The German Mediatisation was the series of mediatisations and secularisations that took place in Germany between 1795 and 1814 and that drastically altered the political map of the country under relentless military and diplomatic pressure from revolutionary France and later Napoleon.
Mediatisation was the process of suppressing the imperial immediacy of a secular or an ecclesiastical state or a free imperial city of the Holy Roman Empire and annexing that entity to another one, usually leaving the dispossessed prince, in the case of a secular principality, with some rights and privileges. The mediatisation of an ecclesiastical state is usually called secularisation and did not always involve the annexation of the secularised state to another state.
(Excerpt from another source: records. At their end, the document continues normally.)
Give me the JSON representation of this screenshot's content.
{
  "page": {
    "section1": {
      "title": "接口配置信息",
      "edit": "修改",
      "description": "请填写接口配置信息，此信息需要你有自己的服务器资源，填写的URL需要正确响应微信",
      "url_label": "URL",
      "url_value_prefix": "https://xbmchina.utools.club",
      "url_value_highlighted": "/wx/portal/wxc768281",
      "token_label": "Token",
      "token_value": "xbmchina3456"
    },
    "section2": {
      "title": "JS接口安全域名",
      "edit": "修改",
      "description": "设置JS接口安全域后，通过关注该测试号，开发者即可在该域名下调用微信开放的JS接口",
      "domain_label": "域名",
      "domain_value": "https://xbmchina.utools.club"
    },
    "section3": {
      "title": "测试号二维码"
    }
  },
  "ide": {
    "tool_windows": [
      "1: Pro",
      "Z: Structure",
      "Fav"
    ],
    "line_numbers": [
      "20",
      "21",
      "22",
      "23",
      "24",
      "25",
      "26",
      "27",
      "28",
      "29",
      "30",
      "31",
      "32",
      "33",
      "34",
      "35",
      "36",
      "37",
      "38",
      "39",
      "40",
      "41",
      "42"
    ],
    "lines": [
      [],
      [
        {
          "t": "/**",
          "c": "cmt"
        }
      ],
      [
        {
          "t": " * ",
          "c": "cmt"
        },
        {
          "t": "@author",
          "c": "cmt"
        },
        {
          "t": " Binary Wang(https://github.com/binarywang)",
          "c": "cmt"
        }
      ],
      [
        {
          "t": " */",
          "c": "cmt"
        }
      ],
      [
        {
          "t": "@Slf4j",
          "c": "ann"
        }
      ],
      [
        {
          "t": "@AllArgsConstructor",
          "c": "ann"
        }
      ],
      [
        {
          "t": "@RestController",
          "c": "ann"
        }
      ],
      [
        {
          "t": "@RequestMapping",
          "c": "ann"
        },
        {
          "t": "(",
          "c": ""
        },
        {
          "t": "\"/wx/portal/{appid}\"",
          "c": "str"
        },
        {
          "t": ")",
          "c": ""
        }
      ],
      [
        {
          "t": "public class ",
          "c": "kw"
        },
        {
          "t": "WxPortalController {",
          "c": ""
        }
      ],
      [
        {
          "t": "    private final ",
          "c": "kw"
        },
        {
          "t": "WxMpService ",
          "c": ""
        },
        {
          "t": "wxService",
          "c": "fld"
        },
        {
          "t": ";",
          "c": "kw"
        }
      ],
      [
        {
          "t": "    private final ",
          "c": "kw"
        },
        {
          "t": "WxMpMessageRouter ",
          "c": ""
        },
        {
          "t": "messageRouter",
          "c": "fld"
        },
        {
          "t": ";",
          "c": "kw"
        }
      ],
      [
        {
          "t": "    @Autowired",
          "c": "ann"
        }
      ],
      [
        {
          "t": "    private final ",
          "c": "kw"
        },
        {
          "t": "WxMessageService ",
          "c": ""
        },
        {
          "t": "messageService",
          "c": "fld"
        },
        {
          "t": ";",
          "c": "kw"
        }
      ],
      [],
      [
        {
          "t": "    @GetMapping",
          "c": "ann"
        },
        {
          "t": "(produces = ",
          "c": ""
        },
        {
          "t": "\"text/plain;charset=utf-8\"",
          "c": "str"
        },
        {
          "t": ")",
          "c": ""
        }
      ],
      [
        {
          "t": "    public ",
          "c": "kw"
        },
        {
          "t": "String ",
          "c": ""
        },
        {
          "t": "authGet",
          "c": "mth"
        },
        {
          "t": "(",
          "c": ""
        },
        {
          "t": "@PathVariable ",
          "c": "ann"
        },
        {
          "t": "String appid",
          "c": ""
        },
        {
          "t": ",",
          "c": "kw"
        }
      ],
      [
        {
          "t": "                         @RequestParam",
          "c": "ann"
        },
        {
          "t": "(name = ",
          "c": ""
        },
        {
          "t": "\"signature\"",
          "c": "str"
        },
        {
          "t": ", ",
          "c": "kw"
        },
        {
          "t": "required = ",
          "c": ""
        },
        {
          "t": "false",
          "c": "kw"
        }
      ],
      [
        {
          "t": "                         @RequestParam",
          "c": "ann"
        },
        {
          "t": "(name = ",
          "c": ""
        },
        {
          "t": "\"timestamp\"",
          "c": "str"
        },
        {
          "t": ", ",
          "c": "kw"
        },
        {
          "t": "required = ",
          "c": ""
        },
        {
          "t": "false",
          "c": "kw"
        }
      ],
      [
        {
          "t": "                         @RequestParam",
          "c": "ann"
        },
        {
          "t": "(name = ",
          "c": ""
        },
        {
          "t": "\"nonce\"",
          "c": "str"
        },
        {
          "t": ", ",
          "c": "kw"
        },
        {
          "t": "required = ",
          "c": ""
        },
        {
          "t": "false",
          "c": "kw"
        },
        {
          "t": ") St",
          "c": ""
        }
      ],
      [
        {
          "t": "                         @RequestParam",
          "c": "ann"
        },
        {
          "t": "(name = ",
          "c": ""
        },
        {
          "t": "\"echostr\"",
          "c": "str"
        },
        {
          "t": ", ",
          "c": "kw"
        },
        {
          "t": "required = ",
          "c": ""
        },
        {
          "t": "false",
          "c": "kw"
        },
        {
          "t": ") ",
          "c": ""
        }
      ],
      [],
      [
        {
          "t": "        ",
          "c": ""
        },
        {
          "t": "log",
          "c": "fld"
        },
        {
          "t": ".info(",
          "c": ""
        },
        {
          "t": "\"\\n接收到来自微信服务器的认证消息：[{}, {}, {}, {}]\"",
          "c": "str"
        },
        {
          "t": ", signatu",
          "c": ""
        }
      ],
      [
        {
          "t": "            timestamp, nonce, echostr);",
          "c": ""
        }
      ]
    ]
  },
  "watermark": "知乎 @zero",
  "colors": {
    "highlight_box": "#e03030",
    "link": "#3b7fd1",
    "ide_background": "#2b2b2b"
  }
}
Following the collapse of the Carolingian Empire, due to the equal heritage splitting prescribed by Salic Law, and the rise of feudalism, much of Europe had been reduced to an array of self-governing states of various sizes. Successive Kings of Germany and Holy Roman Emperors vested temporal authority in many bishoprics and abbeys, and also granted free city rights to many cities and villages throughout Germany. Unlike more centralized kingdoms such as Great Britain, France, or Spain, the Holy Roman Empire did not coalesce into a centralized entity. On the eve of the French Revolution, Germany still consisted of well over 200 self-governing states.
The lengthy tractations surrounding the mediatisation process usually involved the French Foreign minister Talleyrand. The states that benefited from or were saved from mediatisation were expected to pay fees and form alliances with the French Republic, then the new Napoleonic Empire.